Conversely, under high moisture conditions, where water signals are strong and have a pronounced impact on the spectra, EPO correction improved model accuracy. In these cases, water absorption bands can obscure key spectral features associated with degradation, and variations in moisture responses across different degradation levels may introduce feature confusion. The EPO algorithm effectively separates water-related information from wet spectra while preserving features relevant to degradation detection [
67,
68,
69]. This reduces moisture interference and enables the model to more accurately capture spectral signatures linked to the degradation of the mattic epipedon, thereby enhancing classification performance. These results confirm the efficacy of the EPO algorithm under conditions of high moisture interference.
5. Conclusions
This study focused on the degradation of mattic epipedon in the Qilian Mountains region of the Qinghai–Tibet Plateau, employing hyperspectral technology to construct quantitative models for the identification of degraded mattic epipedon in this area. Through the integration of multiple hyperspectral preprocessing methods with the XGBoost algorithm, a robust quantitative model was successfully developed, achieving high-accuracy discrimination of degraded mattic epipedons.

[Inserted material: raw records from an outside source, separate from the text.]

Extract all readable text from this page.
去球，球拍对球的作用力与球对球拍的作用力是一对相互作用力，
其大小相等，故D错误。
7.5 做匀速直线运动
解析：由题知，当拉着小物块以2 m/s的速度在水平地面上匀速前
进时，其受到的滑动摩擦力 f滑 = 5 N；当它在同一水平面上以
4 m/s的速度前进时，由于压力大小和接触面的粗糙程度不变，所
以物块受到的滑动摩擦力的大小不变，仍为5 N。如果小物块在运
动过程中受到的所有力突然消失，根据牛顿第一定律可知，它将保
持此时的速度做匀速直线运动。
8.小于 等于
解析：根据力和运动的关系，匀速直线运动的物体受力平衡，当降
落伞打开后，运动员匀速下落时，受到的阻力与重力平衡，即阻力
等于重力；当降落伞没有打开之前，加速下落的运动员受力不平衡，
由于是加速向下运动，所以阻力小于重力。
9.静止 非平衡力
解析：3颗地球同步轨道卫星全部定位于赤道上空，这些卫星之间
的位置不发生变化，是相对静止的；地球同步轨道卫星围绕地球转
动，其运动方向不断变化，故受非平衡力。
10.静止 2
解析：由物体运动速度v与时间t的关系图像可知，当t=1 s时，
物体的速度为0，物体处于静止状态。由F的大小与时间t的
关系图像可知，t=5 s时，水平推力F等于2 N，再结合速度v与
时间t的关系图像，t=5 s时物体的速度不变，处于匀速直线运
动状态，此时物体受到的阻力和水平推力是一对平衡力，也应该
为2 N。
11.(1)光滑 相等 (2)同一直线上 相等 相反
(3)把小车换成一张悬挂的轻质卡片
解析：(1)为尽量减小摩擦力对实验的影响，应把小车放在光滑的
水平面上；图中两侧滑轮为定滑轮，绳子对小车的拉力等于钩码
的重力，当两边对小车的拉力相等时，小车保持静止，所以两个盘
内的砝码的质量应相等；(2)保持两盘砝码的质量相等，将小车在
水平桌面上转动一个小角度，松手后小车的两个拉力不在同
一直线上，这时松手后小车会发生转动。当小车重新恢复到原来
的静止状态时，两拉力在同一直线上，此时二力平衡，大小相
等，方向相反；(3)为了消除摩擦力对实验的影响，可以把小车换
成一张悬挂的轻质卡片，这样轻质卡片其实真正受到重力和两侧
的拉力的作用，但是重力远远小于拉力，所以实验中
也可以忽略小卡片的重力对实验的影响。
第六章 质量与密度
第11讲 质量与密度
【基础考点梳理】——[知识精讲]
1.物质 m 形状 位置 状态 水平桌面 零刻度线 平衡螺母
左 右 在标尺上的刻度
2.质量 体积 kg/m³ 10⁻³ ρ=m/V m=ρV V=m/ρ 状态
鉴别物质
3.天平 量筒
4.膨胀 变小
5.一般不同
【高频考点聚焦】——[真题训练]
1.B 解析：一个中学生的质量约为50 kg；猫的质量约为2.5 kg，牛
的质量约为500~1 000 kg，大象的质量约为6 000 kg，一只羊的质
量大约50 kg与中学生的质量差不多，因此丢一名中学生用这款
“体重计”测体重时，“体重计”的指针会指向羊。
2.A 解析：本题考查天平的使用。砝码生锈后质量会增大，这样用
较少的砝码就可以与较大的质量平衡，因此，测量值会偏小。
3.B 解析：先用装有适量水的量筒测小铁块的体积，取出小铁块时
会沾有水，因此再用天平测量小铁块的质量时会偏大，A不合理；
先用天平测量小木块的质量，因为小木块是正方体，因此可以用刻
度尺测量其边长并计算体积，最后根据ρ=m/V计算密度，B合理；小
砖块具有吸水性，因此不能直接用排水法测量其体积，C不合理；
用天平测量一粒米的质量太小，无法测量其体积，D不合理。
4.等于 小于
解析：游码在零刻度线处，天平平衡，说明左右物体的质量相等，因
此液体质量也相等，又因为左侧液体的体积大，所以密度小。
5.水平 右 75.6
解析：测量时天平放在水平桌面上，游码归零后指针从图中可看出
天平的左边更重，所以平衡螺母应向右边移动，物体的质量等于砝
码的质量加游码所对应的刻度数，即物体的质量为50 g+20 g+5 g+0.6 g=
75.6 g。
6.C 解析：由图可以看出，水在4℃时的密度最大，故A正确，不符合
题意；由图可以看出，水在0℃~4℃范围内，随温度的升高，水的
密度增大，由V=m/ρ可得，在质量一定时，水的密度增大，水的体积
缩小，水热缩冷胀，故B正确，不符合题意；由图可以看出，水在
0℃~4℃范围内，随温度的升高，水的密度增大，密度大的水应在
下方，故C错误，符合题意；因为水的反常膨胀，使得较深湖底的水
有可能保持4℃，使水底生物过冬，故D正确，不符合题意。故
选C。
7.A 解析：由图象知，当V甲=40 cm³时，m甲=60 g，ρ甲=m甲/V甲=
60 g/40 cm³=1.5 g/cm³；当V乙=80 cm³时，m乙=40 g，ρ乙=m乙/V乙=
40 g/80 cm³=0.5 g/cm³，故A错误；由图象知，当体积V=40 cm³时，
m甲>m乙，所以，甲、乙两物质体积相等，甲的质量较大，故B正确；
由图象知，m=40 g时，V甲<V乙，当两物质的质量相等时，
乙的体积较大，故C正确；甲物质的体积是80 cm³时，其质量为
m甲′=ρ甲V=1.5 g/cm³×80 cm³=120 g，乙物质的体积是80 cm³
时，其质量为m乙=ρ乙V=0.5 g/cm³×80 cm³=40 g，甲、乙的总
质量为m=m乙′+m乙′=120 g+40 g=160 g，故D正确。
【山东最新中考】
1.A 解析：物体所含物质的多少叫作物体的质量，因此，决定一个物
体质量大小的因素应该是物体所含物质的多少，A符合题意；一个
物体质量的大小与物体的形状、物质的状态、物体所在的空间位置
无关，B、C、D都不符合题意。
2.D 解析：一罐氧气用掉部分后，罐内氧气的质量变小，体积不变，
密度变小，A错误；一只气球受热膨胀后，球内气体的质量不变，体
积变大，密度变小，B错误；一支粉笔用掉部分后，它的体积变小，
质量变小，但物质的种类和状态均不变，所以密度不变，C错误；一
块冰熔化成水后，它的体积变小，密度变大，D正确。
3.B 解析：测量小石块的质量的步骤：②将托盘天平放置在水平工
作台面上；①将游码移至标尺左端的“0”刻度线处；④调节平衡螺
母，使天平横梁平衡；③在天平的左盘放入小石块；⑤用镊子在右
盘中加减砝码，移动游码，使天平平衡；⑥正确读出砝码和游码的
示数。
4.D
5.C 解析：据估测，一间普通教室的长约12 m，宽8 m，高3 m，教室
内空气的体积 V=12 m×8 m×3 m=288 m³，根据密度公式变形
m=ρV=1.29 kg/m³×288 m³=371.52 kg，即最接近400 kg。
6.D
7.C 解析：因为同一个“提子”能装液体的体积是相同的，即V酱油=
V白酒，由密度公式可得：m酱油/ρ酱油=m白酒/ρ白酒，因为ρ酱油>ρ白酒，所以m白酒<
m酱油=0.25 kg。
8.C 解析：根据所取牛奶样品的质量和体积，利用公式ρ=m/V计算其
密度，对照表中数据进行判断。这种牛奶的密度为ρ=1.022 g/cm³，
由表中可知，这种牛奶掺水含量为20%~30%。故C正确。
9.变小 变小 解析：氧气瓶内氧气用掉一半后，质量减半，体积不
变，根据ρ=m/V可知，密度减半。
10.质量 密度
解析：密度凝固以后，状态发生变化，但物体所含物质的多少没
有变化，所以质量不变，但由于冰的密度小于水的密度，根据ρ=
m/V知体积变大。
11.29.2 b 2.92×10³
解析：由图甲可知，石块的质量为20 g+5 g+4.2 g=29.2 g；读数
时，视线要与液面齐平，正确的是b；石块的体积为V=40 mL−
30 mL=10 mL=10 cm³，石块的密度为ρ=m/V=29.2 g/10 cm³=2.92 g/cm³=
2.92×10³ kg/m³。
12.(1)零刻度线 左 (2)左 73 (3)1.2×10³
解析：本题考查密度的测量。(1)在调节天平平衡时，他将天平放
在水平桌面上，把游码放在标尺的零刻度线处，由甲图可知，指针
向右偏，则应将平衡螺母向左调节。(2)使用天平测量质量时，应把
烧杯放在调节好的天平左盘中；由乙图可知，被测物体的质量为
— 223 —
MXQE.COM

Furthermore, this study revealed the significant influence of soil moisture on the hyperspectral features of mattic epipedons and established an MSC+SD-XGBoost model tailored to different moisture conditions, demonstrating strong adaptability across varying soil moisture levels.
The results provide critical technical support for the precise identification and early warning of mattic epipedon degradation, laying a foundation for ecological restoration efforts. However, certain limitations remain, such as the lack of moisture interference correction under low-moisture conditions and the need to enhance the generalizability of the proposed method. Future research could explore multimodal data fusion strategies through integrating hyperspectral, thermal infrared, and radar remote sensing data to develop physically interpretable models for degradation feature interpretation. This approach could overcome the limitations posed by single-spectral-dimension sensitivity to confounding factors like moisture and organic matter.